Leach arrived at the Starkville airport in early January to the ecstatic ringing of cowbells, but his honeymoon ended for many with an April Fools' evening tweet that read, "After 2 weeks of quarantine with her husband, Gertrude decided to knit him a scarf." The scarf was actually a noose, and multiple Bulldogs players elected to transfer despite Leach's apology for not meaning any offense by the image.

This season's struggles have included two games - a 24-2 loss at Kentucky and a 41-0 loss at Alabama - in which Leach's pass-happy offense failed to score. He also couldn't deliver a third straight Egg Bowl win for the Bulldogs, as they fell 31-24 to Ole Miss on Nov. 28.

Mississippi State's 2-7 record is reflective of its struggles nearly two decades ago, when the end of the Jackie Sherrill era and the start of the Sylvester Croom era yielded a 17-52 mark from 2001-06. A win Saturday wouldn't reverse this season's disappointment, but it might allow Leach to crack a rare smile this year.

"It would mean a lot to us all to get a win," Leach said. "With the disruptions of this guy's in and this guy's out. Well, maybe he's in. No, he's not. Oh, well. 'Hey, look, he can play, but he didn't do anything all week.' Now we discover that we have him on Thursday.

"For us, I think that it's constant improvement meets finishing the deal and having success together. We've been on the threshold of that against some really good teams for the last several weeks."

Pasquali's Pix

Oregon at USC: The Trojans have three comeback wins in the final two minutes for the first time since 1969. The Ducks could be Pac-12 champions with a 4-2 record. Trojans 29, Ducks 28.

Northwestern vs. Ohio State: It's understandable why Vanderbilt officials want new coach Clark Lea to have a "Pat Fitzgerald-type effect" on the Commodores given that Fitzgerald is 105-80 in 15 seasons at Northwestern. That does, however, include an 0-7 mark against Ohio State. Buckeyes 41, Wildcats 17.

Texas A&M at Tennessee: In a stat that bodes well for the near future of Aggies football, 89% of their rushing yards and 96% of their receiving yards this season have come from freshmen and sophomores. Aggies 27, Volunteers 10.

Oklahoma vs. Iowa State: No program has dominated its Power Five conference more in the past two decades than the Sooners, as every freshman class from 1999 to 2018 has won at least two league championships. Sooners 34, Cyclones 31.

Ole Miss at LSU: Lane Kiffin's first year in Oxford could yield the program's first four-game winning streak against SEC opposition since 2008. Rebels 34, Tigers 27.

Missouri at Mississippi State: This is just the second meeting between these two since Missouri joined the SEC and the first in Starkville. Tigers 27, Bulldogs 24.
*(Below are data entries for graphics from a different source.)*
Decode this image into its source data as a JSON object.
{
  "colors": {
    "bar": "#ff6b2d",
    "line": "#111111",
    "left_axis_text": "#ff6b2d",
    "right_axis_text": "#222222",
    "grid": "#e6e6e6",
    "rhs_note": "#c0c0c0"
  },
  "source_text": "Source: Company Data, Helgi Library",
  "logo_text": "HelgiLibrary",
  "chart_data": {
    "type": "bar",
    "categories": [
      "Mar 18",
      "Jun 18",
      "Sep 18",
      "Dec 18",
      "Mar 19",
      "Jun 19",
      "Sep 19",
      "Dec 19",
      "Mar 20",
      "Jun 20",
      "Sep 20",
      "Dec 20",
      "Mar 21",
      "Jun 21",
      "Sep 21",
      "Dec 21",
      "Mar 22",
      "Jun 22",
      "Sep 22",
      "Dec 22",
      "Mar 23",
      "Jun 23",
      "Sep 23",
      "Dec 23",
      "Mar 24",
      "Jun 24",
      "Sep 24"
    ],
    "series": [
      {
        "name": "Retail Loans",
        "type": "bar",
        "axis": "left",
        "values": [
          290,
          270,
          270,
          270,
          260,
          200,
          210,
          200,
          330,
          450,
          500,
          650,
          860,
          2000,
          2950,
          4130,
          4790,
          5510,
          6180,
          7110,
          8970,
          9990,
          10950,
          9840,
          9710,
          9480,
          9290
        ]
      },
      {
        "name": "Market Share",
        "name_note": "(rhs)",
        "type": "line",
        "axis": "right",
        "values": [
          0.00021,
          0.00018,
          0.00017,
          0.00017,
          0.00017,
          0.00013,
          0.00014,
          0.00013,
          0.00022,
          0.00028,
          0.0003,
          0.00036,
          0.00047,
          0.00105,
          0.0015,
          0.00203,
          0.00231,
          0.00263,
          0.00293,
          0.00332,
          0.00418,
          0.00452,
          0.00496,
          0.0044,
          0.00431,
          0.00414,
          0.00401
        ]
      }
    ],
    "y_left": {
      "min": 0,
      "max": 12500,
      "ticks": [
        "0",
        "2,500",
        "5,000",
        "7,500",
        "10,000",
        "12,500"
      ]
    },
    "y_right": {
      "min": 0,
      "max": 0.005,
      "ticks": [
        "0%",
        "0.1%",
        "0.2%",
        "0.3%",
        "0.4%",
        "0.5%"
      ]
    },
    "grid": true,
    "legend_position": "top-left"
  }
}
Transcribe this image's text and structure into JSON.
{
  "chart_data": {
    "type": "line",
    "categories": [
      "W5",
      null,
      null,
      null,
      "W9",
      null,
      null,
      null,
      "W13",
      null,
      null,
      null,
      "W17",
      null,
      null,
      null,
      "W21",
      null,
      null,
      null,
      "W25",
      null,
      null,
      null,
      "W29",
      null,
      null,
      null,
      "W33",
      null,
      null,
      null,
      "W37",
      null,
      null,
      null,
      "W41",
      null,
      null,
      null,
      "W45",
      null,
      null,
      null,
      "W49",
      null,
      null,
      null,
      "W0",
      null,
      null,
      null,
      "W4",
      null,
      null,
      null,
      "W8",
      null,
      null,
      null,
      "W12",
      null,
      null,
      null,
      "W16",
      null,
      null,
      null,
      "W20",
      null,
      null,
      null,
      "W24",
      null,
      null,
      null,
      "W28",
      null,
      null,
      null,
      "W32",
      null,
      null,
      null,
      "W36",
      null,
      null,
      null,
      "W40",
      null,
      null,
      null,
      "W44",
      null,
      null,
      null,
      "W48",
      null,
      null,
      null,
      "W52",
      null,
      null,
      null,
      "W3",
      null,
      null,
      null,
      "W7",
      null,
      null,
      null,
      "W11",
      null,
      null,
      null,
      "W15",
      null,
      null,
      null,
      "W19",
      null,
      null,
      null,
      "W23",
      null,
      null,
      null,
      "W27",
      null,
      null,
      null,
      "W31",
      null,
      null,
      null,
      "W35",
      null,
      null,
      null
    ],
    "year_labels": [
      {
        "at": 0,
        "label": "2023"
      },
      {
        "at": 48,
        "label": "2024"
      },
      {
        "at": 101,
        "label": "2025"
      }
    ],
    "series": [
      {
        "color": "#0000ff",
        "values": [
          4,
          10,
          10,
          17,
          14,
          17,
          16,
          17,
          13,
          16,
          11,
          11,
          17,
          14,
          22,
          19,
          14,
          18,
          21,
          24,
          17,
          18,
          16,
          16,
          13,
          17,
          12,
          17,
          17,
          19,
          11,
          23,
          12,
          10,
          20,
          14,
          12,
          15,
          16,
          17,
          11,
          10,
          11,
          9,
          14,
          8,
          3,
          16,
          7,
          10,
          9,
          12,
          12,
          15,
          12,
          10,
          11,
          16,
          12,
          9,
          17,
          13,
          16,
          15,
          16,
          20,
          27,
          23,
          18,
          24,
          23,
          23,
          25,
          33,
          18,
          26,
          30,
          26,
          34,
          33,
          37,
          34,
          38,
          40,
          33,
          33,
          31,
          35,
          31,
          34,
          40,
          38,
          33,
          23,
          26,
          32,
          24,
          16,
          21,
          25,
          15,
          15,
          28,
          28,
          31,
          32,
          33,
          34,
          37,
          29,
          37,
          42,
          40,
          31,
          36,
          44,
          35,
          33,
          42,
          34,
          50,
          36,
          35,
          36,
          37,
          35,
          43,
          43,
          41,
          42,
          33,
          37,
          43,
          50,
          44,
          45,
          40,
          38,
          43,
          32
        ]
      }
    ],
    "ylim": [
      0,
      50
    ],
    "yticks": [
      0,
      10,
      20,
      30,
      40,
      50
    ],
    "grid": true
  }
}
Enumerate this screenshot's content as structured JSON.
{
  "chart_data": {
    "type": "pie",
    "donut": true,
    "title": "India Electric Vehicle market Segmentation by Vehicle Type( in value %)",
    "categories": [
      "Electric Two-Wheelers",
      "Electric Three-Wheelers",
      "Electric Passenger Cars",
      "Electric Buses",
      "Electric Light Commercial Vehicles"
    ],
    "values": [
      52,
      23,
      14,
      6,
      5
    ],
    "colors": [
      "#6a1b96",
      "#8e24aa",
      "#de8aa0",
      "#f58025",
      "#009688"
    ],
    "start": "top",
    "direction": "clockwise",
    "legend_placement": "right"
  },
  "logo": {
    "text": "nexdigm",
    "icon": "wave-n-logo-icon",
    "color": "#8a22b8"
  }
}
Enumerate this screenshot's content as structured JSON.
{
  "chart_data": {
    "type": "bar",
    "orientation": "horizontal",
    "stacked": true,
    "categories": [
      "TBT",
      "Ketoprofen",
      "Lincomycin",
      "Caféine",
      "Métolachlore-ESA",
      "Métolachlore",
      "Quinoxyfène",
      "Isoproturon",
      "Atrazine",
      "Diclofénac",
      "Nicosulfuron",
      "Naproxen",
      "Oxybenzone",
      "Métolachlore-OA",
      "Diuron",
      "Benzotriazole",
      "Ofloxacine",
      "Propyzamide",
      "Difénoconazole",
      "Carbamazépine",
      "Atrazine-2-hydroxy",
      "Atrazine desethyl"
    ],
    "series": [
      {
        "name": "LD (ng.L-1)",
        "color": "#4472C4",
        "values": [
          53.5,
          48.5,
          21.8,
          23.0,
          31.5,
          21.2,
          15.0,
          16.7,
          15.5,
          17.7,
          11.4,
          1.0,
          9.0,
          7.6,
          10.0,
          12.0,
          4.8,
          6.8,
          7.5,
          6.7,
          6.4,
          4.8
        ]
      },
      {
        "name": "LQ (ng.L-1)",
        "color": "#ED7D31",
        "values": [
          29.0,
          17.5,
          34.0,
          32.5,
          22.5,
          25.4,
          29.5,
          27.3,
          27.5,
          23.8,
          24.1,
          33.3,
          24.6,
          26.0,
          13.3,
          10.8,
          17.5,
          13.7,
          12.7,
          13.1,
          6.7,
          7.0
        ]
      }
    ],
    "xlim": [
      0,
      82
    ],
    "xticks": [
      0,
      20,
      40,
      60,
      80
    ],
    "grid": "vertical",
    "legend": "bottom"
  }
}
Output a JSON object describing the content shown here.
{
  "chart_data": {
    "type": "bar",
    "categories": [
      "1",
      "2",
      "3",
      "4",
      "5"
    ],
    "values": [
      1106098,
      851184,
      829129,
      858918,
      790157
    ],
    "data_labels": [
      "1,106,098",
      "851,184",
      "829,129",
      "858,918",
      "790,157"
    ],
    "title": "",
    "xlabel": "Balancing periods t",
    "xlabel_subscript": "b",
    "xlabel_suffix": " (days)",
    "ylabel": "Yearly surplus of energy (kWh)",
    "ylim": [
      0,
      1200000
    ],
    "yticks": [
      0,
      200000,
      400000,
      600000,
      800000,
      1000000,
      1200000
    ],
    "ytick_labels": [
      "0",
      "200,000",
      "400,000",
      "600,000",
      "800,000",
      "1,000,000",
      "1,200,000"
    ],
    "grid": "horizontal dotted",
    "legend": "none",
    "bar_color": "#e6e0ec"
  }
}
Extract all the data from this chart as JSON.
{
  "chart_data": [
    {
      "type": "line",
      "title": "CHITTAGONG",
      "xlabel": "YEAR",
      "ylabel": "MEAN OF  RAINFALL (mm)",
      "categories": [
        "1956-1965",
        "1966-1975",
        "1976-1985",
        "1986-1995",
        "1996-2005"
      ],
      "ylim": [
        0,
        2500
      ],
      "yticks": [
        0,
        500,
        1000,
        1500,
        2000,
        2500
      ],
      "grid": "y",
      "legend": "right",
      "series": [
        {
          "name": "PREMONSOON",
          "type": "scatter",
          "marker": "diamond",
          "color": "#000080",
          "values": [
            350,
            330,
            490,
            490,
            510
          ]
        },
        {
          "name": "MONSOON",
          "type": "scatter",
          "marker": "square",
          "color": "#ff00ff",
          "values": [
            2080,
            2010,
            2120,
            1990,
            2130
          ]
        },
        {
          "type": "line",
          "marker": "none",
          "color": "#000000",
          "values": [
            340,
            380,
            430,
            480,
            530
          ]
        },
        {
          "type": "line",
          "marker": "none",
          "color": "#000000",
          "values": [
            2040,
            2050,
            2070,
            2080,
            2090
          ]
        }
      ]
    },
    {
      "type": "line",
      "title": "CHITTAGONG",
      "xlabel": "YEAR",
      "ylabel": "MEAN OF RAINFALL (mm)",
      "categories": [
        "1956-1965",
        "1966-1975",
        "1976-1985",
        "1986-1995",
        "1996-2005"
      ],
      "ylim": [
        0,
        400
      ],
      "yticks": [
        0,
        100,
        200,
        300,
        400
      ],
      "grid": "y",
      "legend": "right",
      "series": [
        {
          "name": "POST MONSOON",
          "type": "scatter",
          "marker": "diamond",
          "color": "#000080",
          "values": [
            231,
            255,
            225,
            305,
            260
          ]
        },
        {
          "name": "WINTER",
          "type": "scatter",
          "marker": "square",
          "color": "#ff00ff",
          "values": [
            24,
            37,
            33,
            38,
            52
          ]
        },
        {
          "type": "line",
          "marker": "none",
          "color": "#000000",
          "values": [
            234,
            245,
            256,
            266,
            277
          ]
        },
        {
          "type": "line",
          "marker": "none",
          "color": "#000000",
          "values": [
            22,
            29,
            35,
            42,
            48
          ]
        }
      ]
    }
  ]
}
Clemson vs. Notre Dame: Clemson or Florida State has played in the past eight Atlantic Coast Conference title games against eight different opponents - the seven different Coastal Division champions from 2013-19 and the Fighting Irish this season. Tigers 31, Irish 24.

Alabama vs. Florida: The Crimson Tide made SEC history this season by hanging 50 or more points on five league opponents. There is no reason to think another such outburst isn't in store Saturday night. Tide 51, Gators 24.

Last week:

Winners - 11

Cleats tossed - 6

Pasquali is 189-63 overall (75.0%) this season.